First responders don’t have an easy replacement.
The Government Accountability Office urged Congress to protect America’s first responders from being booted from communicating on a sliver of the spectrum the Federal Communications Commission is poised to auction in 2021.
The T-Band is a portion of the spectrum used by public safety officials across 11 of the nation’s most densely populated cities for mission-critical voice communications regarding and during emergencies. The Federal Communications Commission was mandated in 2012 to auction off the T-Band public safety spectrum in 2021, but a report from GAO highlights the challenges local governments and emergency personnel anticipate in relocating their communications from the T-Band.
After studying FCC’s plans and key areas where public safety officials use T-Band to communicate, GAO suggests the move could cause substantial harmful impacts on people’s ability to maintain communication on a daily basis and in times of danger.
“[P]ublic safety officials in New York City said they believe the T-Band auction would severely negatively affect their ability to respond to emergencies and could lead to the loss of lives,” GAO said.
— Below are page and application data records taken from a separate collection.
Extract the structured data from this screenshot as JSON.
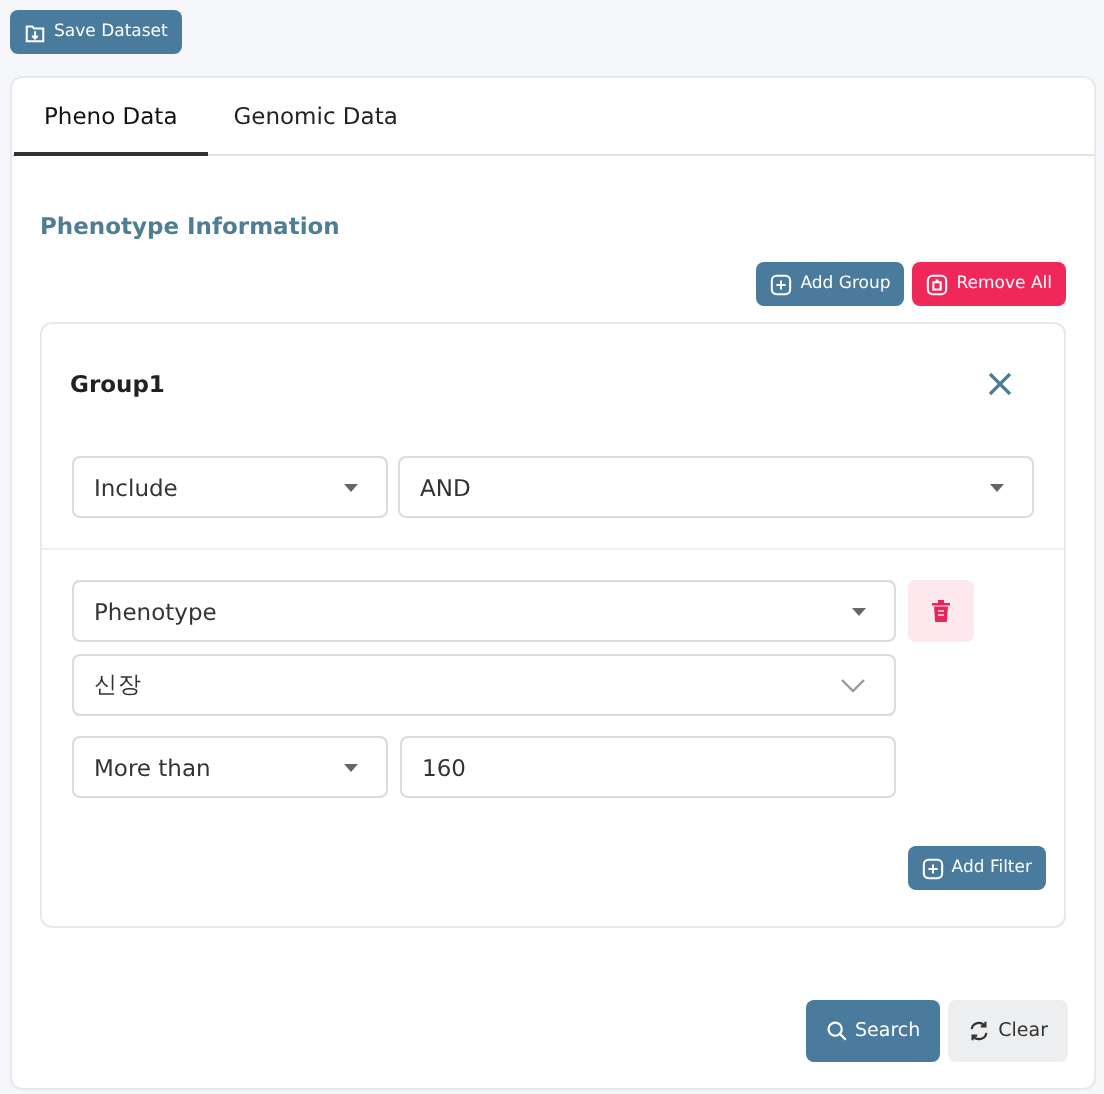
{
  "toolbar": {
    "save_button": "Save Dataset"
  },
  "tabs": [
    {
      "label": "Pheno Data",
      "selected": true
    },
    {
      "label": "Genomic Data",
      "selected": false
    }
  ],
  "section_title": "Phenotype Information",
  "section_buttons": [
    {
      "label": "Add Group",
      "kind": "primary"
    },
    {
      "label": "Remove All",
      "kind": "danger"
    }
  ],
  "groups": [
    {
      "title": "Group1",
      "include": "Include",
      "operator": "AND",
      "filters": [
        {
          "field": "Phenotype",
          "value": "신장",
          "condition": "More than",
          "amount": "160"
        }
      ],
      "add_filter": "Add Filter"
    }
  ],
  "actions": [
    {
      "label": "Search",
      "kind": "primary"
    },
    {
      "label": "Clear",
      "kind": "secondary"
    }
  ]
}
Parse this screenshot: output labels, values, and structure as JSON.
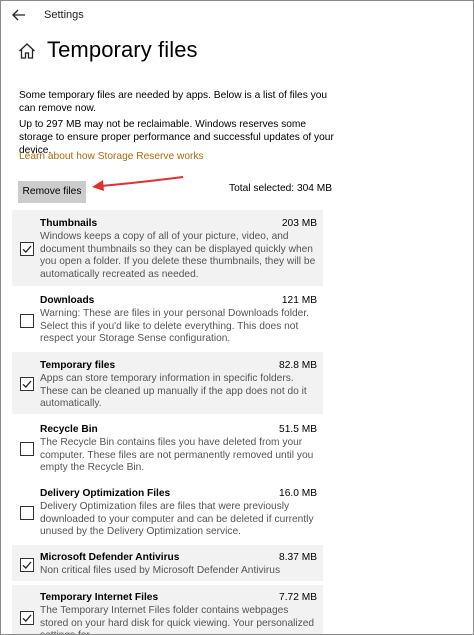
{
  "app": {
    "title": "Settings"
  },
  "page": {
    "title": "Temporary files"
  },
  "description": {
    "line1": "Some temporary files are needed by apps. Below is a list of files you can remove now.",
    "line2": "Up to 297 MB may not be reclaimable. Windows reserves some storage to ensure proper performance and successful updates of your device."
  },
  "link": {
    "label": "Learn about how Storage Reserve works"
  },
  "actions": {
    "remove_label": "Remove files",
    "total_selected": "Total selected: 304 MB"
  },
  "items": [
    {
      "name": "Thumbnails",
      "size": "203 MB",
      "checked": true,
      "desc": "Windows keeps a copy of all of your picture, video, and document thumbnails so they can be displayed quickly when you open a folder. If you delete these thumbnails, they will be automatically recreated as needed."
    },
    {
      "name": "Downloads",
      "size": "121 MB",
      "checked": false,
      "desc": "Warning: These are files in your personal Downloads folder. Select this if you'd like to delete everything. This does not respect your Storage Sense configuration."
    },
    {
      "name": "Temporary files",
      "size": "82.8 MB",
      "checked": true,
      "desc": "Apps can store temporary information in specific folders. These can be cleaned up manually if the app does not do it automatically."
    },
    {
      "name": "Recycle Bin",
      "size": "51.5 MB",
      "checked": false,
      "desc": "The Recycle Bin contains files you have deleted from your computer. These files are not permanently removed until you empty the Recycle Bin."
    },
    {
      "name": "Delivery Optimization Files",
      "size": "16.0 MB",
      "checked": false,
      "desc": "Delivery Optimization files are files that were previously downloaded to your computer and can be deleted if currently unused by the Delivery Optimization service."
    },
    {
      "name": "Microsoft Defender Antivirus",
      "size": "8.37 MB",
      "checked": true,
      "desc": "Non critical files used by Microsoft Defender Antivirus"
    },
    {
      "name": "Temporary Internet Files",
      "size": "7.72 MB",
      "checked": true,
      "desc": "The Temporary Internet Files folder contains webpages stored on your hard disk for quick viewing. Your personalized settings for"
    }
  ],
  "colors": {
    "link": "#a86a10",
    "button": "#cccccc",
    "arrow": "#e03030",
    "row_highlight": "#f2f2f2"
  }
}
After sharing similar sentiments from the Boston police department, the agency added, “these officials said that auctioning the T-Band and forcing them to relocate and build a new system over several years would disrupt critical public safety communications and be disastrous.”
The Middle Class Tax Relief and Job Creation Act of 2012 required the FCC start auctioning off the spectrum that's being used by safety officials in February 2021. While organizations must move their communications to another part of the spectrum within two years of the auction's end, GAO noted a lack of strong reasoning for the move.
“While one purpose of spectrum auctions is to recover the public portion of the value of spectrum, FCC officials told us that the Act and its legislative history do not explain the purpose of the T-Band auction and relocation, and we confirmed the absence of legislative history for the auction mandate,” GAO said.
GAO also found there is no other spectrum available for emergency personnel to relocate their communications to in five of the 11 metropolitan areas.
“In March 2019 FCC officials told us that based on their analysis alternative spectrum relocation options for public safety users are limited or non-existent,” the report said.
Interoperability is also a critical feature of the T-Band that insiders said could not be replaced following relocation. For example, GAO said New York City officials noted that the terrorist attacks on September 11, 2001 demonstrated the catastrophes that can occur when first responders cannot adequately communicate across multiple organizations. At the time, there was no system in place to allow police, fire, and emergency medical services to easily connect.
“As a result, officials said New York City has spent countless hours and millions of dollars to improve interoperability, and that the interoperable system currently in place is based on the T-Band,” GAO said.
Relocating operations from one band to another is also an extremely costly endeavor. GAO said estimates around the total cost would be between $5 and $6 billion—which may be much more than the auction will reimburse. The FCC predicted auction revenue would not exceed $2 billion.
GAO noted FCC officials said because of the likely low value that the T-Band will be auctioned at, there is a “strong likelihood” auction proceeds won’t cover relocation costs. FCC also noted that the legislation does not address what would happen if the auctions did not produce enough funds to cover T-Band relocation costs.
“Consequently, public safety stakeholders from Boston, Los Angeles, and New York City expressed concern about moving forward with relocating,” the report said.
GAO said though FCC recognizes that the T-Band auction relocation requirement will pose severe problems for public safety entities, “officials said they will design and conduct the spectrum auction, as required, unless the law is changed.”
The agency said Congress must consider legislation that would allow the T-Band to continue to be used by public safety officials that need it most.
And there is legislation to consider. The Don’t Break Up the T-Band Act of 2019 was introduced in January to repeal the T-Band relocation auction and requirements, but it was referred to a subcommittee and, as of this month, no other action has been taken.